Il ne formule aucune demande pour des faits de harcèlement dans le cadre de la présente procédure.
En ce qui concerne la réaction de l’employeur à ce courrier, force est de constater que l’envoi date du 30 juin 2017, alors que monsieur X était en arrêt de travail depuis dix jours, et que par la suite, il n’a jamais repris son poste dans l’entreprise.
Ainsi, l’employeur n’a à aucun moment pu donner suite à cette plainte, de sorte qu’il ne sera pas fait droit à la demande de ce chef.
- Sur la demande au titre des heures supplémentaires
- convention de forfait jour
Le contrat de travail stipule que 'compte te u de la nature de ses fonctions lesquelles impliquent une très large indépendance dans l’organisation de son temps de travail, de son coefficient hiérarchique et de son niveau de rémunération, monsieur X entre dans la catégorie dite 'réalisation de missions avec autonomie complète’ telle qu’elle ressort de l’article 4 de l’accord de branche du SYNTEC du 22 juin 1999 (…). Le nombre de jours de travail annuels de monsieur X est fixé conventionnellement 218 jours (…)'.
Aux termes de l’article 3121-46 du code du travail, dans sa rédaction applicable à la présente espèce, un entretien individuel est organisé par l’employeur, avec chaque salarié ayant conclu une convention de forfait en jours sur l’année. Il porte sur la charge de travail du salarié, l’organisation du travail dans l’entreprise, l’articulation entre l’activité professionnelle et la vie personnelle et familiale, ainsi que sur la rémunération du salarié.
Ces dispositions sont reprises et complétées par la convention collective SYNTEC applicable à la relation de travail.
En l’espèce, l’employeur n’a pas mis en place les entretiens visés par ces dispositions, qui auraient dû se dérouler deux fois par an selon la convention collective.

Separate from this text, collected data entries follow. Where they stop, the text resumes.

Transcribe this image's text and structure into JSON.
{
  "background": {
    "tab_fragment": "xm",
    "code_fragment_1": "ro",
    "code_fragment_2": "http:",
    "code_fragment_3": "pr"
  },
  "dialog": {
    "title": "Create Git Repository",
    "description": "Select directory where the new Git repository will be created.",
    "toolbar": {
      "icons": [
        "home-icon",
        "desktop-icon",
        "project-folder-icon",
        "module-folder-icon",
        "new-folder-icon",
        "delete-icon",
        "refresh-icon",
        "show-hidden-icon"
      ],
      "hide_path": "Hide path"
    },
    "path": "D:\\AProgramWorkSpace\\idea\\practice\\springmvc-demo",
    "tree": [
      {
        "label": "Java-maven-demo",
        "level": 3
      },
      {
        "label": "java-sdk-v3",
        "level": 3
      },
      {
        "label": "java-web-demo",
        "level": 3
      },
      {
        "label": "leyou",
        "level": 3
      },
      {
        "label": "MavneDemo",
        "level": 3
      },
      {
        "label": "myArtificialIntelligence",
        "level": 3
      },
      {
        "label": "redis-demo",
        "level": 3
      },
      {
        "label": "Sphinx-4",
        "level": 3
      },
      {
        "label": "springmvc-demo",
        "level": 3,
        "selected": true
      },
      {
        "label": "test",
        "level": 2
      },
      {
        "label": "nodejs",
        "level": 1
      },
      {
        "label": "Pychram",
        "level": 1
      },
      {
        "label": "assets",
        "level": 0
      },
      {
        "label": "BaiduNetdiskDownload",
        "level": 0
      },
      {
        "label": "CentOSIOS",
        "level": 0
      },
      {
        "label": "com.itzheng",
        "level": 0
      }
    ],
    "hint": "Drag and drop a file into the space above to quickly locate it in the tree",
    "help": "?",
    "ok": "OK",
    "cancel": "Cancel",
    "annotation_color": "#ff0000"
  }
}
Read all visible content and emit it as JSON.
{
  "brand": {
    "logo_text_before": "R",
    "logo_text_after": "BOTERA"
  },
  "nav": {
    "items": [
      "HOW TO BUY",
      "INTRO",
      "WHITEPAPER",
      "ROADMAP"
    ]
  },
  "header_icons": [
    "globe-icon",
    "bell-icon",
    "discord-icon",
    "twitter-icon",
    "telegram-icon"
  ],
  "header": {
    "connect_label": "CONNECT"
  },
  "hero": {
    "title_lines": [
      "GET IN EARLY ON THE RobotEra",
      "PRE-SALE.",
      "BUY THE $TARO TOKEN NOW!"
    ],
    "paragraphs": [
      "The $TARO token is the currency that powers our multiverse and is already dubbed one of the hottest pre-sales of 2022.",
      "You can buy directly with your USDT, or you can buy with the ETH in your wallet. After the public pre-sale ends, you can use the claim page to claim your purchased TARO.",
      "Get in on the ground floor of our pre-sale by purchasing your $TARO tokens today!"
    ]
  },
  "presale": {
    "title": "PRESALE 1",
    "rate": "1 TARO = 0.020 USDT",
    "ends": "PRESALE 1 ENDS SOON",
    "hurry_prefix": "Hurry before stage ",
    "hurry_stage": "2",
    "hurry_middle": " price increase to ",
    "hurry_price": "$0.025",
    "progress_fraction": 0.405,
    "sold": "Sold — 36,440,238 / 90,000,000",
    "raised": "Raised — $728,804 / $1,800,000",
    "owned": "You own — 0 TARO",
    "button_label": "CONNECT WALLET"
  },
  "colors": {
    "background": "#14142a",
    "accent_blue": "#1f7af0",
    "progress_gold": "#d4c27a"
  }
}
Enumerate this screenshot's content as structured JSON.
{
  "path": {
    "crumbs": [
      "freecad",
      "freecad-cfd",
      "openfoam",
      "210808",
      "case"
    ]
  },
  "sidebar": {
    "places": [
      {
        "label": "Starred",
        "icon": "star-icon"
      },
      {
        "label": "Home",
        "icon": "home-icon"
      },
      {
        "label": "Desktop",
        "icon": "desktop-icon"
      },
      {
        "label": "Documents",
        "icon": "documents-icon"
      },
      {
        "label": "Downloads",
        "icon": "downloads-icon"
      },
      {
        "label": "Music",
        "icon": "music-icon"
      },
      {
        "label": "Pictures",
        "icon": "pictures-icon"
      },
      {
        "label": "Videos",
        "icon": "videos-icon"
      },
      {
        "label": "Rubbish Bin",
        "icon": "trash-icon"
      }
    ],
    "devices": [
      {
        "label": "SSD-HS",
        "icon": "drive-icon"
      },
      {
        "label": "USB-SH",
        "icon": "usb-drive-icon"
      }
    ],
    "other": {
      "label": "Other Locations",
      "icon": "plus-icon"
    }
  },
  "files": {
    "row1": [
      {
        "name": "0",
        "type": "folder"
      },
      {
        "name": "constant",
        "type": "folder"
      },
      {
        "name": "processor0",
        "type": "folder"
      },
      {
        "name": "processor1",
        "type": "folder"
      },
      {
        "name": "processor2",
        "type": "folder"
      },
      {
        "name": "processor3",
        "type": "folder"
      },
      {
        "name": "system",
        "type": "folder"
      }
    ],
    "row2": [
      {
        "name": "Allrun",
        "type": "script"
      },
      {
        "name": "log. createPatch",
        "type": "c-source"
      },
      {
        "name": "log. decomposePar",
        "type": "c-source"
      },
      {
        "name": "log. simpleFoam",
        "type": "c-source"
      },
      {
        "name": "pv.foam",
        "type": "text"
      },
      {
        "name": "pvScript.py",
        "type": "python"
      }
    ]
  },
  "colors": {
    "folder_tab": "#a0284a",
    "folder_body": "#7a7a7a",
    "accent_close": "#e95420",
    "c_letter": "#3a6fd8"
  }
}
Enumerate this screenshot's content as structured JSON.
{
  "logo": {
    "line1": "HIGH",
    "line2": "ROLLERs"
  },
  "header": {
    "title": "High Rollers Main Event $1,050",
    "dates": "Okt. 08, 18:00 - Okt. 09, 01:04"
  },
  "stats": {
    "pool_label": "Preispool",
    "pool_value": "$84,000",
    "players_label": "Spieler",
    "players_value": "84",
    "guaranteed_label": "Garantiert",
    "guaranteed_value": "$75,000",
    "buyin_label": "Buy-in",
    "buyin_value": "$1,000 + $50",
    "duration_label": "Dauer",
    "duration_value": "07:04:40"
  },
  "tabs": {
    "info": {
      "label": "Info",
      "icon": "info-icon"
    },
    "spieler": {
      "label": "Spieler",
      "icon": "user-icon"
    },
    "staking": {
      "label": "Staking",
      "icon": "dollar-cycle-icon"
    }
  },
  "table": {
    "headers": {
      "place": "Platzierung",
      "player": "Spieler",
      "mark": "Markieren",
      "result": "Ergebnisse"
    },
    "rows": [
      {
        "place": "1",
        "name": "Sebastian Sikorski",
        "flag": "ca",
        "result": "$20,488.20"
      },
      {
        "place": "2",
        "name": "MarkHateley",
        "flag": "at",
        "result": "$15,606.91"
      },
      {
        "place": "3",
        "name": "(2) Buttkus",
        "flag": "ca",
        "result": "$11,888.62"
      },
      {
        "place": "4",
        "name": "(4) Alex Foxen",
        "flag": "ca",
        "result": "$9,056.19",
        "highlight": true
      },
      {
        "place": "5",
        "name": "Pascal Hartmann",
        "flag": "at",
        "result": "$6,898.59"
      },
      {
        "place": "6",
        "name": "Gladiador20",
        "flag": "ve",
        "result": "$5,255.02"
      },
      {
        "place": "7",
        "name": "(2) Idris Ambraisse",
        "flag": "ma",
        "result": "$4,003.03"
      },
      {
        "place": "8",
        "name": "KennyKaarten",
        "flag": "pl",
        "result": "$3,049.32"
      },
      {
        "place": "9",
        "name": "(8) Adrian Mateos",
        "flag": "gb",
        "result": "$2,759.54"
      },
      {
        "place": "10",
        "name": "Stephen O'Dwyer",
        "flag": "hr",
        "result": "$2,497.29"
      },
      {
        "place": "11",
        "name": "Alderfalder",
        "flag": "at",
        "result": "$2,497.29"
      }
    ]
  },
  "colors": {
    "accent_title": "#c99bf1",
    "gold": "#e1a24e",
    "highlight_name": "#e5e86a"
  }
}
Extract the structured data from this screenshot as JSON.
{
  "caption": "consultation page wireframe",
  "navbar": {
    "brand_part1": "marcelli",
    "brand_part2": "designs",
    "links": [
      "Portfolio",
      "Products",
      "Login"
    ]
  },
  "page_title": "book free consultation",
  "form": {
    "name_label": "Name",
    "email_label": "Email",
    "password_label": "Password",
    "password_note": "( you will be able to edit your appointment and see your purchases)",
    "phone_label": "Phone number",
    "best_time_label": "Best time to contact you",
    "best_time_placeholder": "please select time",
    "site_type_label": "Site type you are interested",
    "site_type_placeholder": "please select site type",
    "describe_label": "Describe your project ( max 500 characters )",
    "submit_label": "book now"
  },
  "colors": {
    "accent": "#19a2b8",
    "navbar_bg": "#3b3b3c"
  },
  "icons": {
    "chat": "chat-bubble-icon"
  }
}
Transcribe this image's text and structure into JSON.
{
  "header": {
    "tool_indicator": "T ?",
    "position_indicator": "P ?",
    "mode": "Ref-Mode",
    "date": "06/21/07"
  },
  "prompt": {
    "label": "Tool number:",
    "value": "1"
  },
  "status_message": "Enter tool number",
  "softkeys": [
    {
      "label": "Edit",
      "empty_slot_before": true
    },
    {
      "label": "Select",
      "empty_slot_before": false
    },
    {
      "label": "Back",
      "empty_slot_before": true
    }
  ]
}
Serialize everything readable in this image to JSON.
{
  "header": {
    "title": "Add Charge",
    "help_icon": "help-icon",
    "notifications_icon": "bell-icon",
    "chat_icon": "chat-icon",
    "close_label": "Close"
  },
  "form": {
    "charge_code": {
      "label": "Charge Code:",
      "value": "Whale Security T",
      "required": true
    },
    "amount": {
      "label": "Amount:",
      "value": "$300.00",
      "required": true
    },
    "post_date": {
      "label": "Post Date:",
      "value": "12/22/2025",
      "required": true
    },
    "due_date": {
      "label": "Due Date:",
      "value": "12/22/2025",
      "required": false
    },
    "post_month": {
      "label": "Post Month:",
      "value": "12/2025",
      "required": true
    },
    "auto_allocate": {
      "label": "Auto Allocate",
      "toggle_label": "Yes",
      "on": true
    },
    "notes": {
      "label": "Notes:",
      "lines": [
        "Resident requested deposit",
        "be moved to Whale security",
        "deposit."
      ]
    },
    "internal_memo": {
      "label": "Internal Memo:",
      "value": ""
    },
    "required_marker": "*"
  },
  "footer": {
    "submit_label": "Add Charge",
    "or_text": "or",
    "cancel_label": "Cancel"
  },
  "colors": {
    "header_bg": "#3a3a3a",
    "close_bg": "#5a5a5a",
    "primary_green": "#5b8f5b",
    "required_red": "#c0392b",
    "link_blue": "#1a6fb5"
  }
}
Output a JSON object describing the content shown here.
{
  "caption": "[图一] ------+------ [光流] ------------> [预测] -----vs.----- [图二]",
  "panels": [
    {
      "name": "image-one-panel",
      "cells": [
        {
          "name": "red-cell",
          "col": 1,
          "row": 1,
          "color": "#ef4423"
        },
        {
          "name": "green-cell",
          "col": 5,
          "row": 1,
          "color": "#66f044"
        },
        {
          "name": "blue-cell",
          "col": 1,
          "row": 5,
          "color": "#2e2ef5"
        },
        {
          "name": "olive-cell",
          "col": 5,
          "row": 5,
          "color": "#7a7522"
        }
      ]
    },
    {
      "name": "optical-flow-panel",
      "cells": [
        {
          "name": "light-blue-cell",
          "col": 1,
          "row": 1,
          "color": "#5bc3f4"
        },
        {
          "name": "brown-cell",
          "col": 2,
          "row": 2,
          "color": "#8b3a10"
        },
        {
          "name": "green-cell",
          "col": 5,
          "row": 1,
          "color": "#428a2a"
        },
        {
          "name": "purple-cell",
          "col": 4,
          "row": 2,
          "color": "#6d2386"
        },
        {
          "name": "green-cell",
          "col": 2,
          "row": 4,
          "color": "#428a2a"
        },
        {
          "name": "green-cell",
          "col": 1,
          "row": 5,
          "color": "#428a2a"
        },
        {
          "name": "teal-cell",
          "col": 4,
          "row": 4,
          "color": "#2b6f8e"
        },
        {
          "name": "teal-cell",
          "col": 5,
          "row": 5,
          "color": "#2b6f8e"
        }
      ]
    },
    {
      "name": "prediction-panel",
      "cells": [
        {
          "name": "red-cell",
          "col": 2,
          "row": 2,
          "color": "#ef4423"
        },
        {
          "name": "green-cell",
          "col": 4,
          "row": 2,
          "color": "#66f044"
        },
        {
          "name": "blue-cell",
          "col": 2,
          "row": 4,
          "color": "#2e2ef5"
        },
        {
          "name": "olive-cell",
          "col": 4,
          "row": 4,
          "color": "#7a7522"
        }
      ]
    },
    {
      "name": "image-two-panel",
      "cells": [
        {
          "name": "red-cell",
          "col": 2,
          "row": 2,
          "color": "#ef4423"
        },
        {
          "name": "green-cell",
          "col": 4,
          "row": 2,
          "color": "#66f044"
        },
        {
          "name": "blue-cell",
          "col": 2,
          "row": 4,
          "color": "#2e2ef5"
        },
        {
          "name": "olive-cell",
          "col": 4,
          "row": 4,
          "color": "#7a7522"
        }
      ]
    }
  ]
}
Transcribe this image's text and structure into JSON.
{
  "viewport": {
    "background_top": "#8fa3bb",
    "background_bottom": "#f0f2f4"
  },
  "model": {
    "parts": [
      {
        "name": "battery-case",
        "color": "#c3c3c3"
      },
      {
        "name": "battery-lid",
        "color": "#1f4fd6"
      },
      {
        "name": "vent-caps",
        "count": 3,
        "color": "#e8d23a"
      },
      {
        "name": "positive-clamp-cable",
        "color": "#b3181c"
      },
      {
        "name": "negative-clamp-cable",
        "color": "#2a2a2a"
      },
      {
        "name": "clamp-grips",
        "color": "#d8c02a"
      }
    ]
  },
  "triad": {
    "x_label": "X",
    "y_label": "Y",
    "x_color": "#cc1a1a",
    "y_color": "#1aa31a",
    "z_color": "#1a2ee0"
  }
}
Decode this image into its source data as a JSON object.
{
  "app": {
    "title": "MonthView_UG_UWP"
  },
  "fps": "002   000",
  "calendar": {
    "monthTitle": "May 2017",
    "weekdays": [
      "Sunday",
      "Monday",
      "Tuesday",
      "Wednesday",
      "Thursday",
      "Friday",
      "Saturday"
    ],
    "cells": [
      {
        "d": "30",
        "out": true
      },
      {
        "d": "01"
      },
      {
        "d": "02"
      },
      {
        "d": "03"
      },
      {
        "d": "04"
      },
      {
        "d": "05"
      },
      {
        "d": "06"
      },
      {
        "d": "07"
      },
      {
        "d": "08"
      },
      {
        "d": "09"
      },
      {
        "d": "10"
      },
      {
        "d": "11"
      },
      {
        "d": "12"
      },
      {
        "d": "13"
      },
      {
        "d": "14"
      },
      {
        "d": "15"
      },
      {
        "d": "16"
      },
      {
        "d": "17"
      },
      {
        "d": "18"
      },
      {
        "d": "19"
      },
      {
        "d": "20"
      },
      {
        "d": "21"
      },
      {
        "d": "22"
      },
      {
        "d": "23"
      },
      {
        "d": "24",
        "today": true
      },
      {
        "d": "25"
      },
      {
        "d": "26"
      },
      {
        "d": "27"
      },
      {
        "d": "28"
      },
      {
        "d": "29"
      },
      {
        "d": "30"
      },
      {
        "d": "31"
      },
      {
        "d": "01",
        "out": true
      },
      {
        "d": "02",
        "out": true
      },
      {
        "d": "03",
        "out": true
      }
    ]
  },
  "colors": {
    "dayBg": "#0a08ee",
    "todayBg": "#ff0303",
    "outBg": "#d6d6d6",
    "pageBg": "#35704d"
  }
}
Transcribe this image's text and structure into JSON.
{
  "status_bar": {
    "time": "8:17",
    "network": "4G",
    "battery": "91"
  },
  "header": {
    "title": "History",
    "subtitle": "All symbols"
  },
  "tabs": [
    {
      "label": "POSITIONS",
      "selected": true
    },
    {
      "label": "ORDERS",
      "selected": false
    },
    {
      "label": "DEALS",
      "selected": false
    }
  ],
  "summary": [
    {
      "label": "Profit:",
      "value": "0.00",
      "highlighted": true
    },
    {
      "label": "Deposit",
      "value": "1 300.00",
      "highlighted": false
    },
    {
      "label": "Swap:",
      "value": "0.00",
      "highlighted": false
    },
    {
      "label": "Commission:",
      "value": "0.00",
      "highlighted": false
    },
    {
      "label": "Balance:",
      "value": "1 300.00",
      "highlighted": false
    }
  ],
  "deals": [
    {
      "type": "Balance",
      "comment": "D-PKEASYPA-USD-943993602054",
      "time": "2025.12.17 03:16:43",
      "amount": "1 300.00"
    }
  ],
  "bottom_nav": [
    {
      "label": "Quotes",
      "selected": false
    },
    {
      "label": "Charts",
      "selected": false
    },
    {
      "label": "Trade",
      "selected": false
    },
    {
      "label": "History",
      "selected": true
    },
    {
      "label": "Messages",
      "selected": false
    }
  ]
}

La seule attestation de monsieur Y, directeur des ressources humaines, selon laquelle il a reçu monsieur X à de multiples reprises afin notamment de l’interroger sur sa charge de travail et sa capacité à préserver un équilibre entre sa vie professionnelle et sa vie privée, ne peut suffire à rapporter la preuve de la réalité de ces entretiens, de leur contenu, et de leur périodicité, alors qu’aucun compte rendu n’a été établi, et que le salarié conteste que ces questions lui aient été posées.
Cette carence dans le suivi de la mise en oeuvre du forfait jour a pour conséquence sa nullité, de sorte que le salarié est fondé à solliciter le paiement d’éventuelles heures supplémentaires.
- heures supplémentaires
En cas de litige relatif à l’existence ou au nombre d’heures de travail accomplies, il appartient au salarié de présenter, à l’appui de sa demande, des éléments suffisamment précis quant aux heures non rémunérées qu’il prétend avoir accomplies afin de permettre à l’employeur, qui assure le contrôle des heures de travail effectuées, de répondre utilement en produisant ses propres éléments.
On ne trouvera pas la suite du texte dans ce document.